1 - Definire perimetro e ownership

Chiarire se l’ESG è guidato da Direzione generale, CFO, HR, Operations o Risk/Compliance; formalizzare ruoli e responsabilità (es. comitato ESG o sponsor in CdA).

2 - Mappare stakeholder e requisiti

Clienti chiave, banche, investitori, bandi/finanziamenti, normative applicabili e richieste di filiera. Qui è utile distinguere obblighi di reporting (CSRD/ESRS) da obblighi “di mercato” (questionari di supply chain, rating, capitolati).  
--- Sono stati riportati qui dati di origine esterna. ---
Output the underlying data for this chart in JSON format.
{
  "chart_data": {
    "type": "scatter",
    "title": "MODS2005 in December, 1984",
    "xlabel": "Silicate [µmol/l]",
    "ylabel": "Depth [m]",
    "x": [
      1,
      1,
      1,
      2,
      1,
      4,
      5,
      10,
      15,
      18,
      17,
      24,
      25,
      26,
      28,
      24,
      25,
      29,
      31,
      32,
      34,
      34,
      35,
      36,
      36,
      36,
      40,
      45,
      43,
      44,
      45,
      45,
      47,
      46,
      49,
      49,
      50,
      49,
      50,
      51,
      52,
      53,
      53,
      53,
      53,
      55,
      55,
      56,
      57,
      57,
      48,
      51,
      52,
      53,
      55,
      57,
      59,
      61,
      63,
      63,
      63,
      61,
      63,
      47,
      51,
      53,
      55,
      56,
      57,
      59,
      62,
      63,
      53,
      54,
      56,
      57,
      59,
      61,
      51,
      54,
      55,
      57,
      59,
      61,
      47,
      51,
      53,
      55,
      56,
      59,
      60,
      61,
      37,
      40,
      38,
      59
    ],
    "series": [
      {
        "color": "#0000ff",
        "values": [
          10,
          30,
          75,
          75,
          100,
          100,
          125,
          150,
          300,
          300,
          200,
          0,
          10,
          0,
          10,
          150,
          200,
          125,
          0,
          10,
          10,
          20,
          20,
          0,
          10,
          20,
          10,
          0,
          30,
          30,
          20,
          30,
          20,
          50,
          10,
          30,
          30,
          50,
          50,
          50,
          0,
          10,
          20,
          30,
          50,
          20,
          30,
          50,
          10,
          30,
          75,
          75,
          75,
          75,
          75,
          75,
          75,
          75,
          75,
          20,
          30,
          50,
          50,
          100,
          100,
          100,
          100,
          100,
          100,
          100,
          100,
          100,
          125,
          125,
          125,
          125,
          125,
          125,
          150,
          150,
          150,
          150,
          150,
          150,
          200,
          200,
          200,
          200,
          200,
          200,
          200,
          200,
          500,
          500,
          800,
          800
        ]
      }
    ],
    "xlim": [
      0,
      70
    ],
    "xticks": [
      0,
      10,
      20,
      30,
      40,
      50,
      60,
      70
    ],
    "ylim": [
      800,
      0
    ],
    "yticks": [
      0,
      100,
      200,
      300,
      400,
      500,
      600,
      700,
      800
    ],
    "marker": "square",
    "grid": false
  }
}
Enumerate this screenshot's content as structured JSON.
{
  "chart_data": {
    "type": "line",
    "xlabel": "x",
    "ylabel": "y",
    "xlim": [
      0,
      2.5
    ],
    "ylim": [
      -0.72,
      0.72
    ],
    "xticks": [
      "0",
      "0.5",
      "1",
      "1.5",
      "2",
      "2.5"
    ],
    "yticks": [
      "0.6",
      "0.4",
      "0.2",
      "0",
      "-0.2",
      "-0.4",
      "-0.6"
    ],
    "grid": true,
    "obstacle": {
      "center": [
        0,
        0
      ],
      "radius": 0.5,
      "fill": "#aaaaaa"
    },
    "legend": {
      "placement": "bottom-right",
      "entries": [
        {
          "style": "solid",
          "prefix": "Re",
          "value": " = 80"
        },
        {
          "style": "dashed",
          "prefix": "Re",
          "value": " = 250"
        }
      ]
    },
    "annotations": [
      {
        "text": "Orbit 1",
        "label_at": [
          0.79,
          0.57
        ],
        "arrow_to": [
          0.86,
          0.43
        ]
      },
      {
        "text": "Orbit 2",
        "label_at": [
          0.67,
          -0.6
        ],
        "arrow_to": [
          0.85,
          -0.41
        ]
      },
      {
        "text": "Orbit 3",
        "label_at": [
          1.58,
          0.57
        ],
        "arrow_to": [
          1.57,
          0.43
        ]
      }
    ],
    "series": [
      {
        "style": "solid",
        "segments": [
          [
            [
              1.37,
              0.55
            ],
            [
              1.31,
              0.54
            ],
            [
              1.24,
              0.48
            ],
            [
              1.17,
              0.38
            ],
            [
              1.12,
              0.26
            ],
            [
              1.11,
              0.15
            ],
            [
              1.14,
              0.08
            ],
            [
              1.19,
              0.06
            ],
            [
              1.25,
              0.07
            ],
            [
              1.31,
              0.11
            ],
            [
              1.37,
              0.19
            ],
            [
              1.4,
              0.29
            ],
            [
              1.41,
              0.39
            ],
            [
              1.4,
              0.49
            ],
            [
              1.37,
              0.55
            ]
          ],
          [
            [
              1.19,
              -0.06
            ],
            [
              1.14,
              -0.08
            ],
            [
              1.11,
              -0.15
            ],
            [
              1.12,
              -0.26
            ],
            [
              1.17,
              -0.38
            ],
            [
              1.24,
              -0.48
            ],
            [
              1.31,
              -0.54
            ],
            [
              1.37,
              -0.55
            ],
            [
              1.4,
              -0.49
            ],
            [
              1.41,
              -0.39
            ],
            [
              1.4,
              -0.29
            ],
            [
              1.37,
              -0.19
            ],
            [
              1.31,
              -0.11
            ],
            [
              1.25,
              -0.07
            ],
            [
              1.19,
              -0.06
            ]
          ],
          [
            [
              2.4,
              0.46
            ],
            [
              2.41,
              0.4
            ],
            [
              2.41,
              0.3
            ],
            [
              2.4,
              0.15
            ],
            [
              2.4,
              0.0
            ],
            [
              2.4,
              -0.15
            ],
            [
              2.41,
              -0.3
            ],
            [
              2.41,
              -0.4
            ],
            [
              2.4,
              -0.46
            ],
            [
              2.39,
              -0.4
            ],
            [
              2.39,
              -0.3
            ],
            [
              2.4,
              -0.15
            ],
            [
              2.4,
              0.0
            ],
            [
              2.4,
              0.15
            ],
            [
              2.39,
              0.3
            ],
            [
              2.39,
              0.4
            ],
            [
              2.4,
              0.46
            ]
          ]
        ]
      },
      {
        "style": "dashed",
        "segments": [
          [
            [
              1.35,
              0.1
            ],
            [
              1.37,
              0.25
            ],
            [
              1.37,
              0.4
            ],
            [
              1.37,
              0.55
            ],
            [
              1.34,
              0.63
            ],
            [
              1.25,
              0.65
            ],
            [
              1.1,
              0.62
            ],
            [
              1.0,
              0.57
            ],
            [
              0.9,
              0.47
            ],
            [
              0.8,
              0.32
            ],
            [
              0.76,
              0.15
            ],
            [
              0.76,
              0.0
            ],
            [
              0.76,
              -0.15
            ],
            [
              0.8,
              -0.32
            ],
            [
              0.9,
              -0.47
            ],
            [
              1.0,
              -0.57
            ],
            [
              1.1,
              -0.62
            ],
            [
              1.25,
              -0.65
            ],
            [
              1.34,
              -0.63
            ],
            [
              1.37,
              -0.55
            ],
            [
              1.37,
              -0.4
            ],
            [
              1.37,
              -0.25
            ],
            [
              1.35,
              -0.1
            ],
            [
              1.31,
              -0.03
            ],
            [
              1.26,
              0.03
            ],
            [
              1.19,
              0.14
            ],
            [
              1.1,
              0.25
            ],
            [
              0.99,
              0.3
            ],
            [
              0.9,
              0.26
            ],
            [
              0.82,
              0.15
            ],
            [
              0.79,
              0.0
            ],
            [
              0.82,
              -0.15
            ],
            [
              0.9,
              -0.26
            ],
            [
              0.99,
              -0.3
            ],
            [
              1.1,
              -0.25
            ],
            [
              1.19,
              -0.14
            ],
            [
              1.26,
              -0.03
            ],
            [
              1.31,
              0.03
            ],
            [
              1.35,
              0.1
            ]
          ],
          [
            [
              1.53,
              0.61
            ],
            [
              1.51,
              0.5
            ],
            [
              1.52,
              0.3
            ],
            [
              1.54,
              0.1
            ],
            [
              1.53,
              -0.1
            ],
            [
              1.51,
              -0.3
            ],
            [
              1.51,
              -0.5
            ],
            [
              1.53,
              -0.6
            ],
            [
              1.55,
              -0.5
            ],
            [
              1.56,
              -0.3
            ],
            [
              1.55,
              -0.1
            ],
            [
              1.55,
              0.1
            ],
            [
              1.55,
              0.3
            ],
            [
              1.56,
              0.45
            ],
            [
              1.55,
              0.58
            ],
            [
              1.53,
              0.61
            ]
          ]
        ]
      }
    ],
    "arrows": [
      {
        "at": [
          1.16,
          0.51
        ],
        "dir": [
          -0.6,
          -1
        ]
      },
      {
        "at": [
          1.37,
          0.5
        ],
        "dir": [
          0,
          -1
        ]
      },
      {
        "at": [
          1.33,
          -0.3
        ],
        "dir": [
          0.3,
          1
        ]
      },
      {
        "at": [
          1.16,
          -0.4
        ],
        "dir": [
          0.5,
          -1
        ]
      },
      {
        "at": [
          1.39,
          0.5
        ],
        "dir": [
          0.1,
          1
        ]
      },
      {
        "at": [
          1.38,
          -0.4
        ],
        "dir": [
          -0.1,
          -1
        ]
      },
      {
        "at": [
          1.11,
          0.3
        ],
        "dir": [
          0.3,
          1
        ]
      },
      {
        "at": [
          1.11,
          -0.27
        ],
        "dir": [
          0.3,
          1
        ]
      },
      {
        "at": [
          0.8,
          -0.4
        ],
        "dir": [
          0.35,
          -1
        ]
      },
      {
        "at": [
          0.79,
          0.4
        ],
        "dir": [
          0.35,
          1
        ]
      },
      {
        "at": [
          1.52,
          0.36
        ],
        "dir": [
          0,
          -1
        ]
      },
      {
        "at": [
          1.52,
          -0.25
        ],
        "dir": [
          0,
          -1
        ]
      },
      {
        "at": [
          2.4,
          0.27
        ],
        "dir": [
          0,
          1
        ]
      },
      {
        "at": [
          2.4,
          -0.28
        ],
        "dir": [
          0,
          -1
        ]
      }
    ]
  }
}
3 - Eseguire la doppia materialità

Identificare impatti, rischi e opportunità rilevanti, con un processo documentabile; è il ponte tra strategia e disclosure.  

4 - Costruire baseline e KPI

Scegliere metriche, definire perimetri (organizzativo e di filiera), qualità del dato, frequenza e responsabilità di raccolta. Per le emissioni, impostare inventari con standard riconosciuti (es. GHG Protocol) accelera comparabilità e auditabilità.  

5 - Definire obiettivi e piano di miglioramento

Target misurabili (es. riduzione intensità emissiva, riduzione infortuni, aumento % rinnovabili, policy anticorruzione e controlli), investimenti e milestones.

6 - Integrare in processi core

Procurement (vendor rating), budget e capex, risk management, MBO e incentivazione, progettazione prodotto/servizio, comunicazione commerciale (claim verificabili).  

7 - Rendicontare e “prepararsi all’attestazione”

Impostare architettura documentale, controlli interni e tracciabilità; in Italia, il quadro di attestazione della rendicontazione di sostenibilità è collegato al recepimento CSRD e alle regole MEF per l’abilitazione dei revisori.  

Strumenti e risorse utili

Per costruire un impianto ESG credibile (anche per PMI non direttamente obbligate), conviene appoggiarsi a standard e risorse stabili e riconosciute:

Nel reporting europeo, il riferimento è CSRD/ESRS e le relative pagine tecniche della Commissione, che includono anche aggiornamenti “stop‑the‑clock” e semplificazioni Omnibus.  

Per le PMI, esiste uno standard volontario europeo: la Commissione ha adottato una Raccomandazione sul VSME (Voluntary Sustainability Reporting Standard for non‑listed SMEs), sviluppato da EFRAG per micro, piccole e medie imprese non quotate, anche per ridurre la proliferazione di questionari “proprietari” nella supply chain.  

Per emissioni e clima, strumenti comunemente utilizzati sono GHG Protocol (inventari corporate) e standard tecnici per quantificazione e reporting come ISO 14064‑1, oltre a framework per target net‑zero e climate strategy (ad esempio SBTi, con standard e strumenti per obiettivi coerenti con la scienza).  

Per impatti e disclosure di sostenibilità “oltre la compliance”, molte imprese continuano a usare anche standard internazionali di rendicontazione d’impatto come quelli del Global Reporting Initiative, utile soprattutto quando la comunicazione verso stakeholder non finanziari è prioritaria.  

Un programma ESG ben progettato non serve solo a “rispondere alle regole”: migliora la capacità dell’impresa di decidere con dati, governare rischi e dimostrare credibilità al mercato.